I have the following equation:
$$((a w_i + b) \text{ mod } p) \text{ mod } q = ((2({{a w_{i-1} + b}}) - at_{i-1} \cdot 2^{m} + at_{i+m-1} -b) \text{ mod } p) \text{ mod } q$$
Where:
- $\text{mod}$ is the binary operator that returns the remainder of integer division, equivalent to
%in computer programming - $p$ and $q$ are primes with $p > q$
- $a \neq 0$ and $b$ are integers in $\{0, ..., p-1\}$
- $t$ is a number in base 2 represented as a sequence in $\{0, 1\}^*$
- $w_i = t[i, ..., i+m-1]$ is a subsequence of $t$.

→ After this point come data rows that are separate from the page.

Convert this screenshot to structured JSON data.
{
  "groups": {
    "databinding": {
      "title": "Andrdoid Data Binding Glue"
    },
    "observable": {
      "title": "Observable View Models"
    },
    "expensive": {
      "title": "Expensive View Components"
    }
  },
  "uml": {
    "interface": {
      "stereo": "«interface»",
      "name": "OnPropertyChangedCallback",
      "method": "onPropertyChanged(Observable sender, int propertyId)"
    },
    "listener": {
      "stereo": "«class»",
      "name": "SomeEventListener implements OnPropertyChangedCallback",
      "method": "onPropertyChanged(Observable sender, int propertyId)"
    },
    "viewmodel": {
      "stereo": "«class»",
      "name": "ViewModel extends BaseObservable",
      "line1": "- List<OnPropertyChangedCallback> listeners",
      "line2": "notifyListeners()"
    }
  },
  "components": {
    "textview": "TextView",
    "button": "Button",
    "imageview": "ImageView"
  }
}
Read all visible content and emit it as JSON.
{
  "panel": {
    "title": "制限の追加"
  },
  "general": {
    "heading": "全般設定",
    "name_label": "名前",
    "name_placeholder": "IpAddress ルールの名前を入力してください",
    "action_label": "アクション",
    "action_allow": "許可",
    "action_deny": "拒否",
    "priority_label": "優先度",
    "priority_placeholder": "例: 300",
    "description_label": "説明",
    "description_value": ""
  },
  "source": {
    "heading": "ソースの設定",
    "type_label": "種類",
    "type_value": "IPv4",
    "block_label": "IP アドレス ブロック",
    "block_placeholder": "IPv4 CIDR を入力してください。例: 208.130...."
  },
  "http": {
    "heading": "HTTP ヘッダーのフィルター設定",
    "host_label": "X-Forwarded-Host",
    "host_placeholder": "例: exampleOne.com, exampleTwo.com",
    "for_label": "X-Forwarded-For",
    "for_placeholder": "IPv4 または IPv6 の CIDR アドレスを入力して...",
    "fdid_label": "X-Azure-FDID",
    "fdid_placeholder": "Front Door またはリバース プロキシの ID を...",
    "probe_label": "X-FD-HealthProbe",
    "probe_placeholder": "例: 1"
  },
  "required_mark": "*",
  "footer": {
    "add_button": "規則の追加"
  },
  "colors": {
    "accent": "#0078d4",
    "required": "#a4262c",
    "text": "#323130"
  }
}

I want to rewrite the right hand side of the above equation as a function of $$((aw_{i-1} + b)\text{ mod } p) \text{ mod }q$$ in such a way that the function can be computed in constant time. For example, something of the form:
$$((a w_i + b) \text{ mod } p) \text{ mod } q = (\boxed{((aw_{i-1} + b)\text{ mod } p) \text{ mod } q} + [...]) \text{ mod } p) \text{ mod } q$$ or $$((a w_i + b) \text{ mod } p) \text{ mod } q = \boxed{((aw_{i-1} + b)\text{ mod } p) \text{ mod } q} + [...]$$ or $$((a w_i + b) \text{ mod } p) \text{ mod } q = \boxed{((aw_{i-1} + b)\text{ mod } p) \text{ mod } q} \cdot [...] + [...]$$
Would be ok. I've made some attempts, but I can't come up with any transformation that does work.
Note: as mentioned in a response to a (now apparently deleted) comment, instead of seeing the result of $a \mod p$ as a modulo class $[a]_p \in \mathbb Z / p\mathbb Z$, in this context you should consider it an integer, given by the representative of the equivalence class, in $\{0, ..., p-1\}$. Think of it as $\text{mod} : \mathbb Z \times \mathbb Z \to \mathbb N$.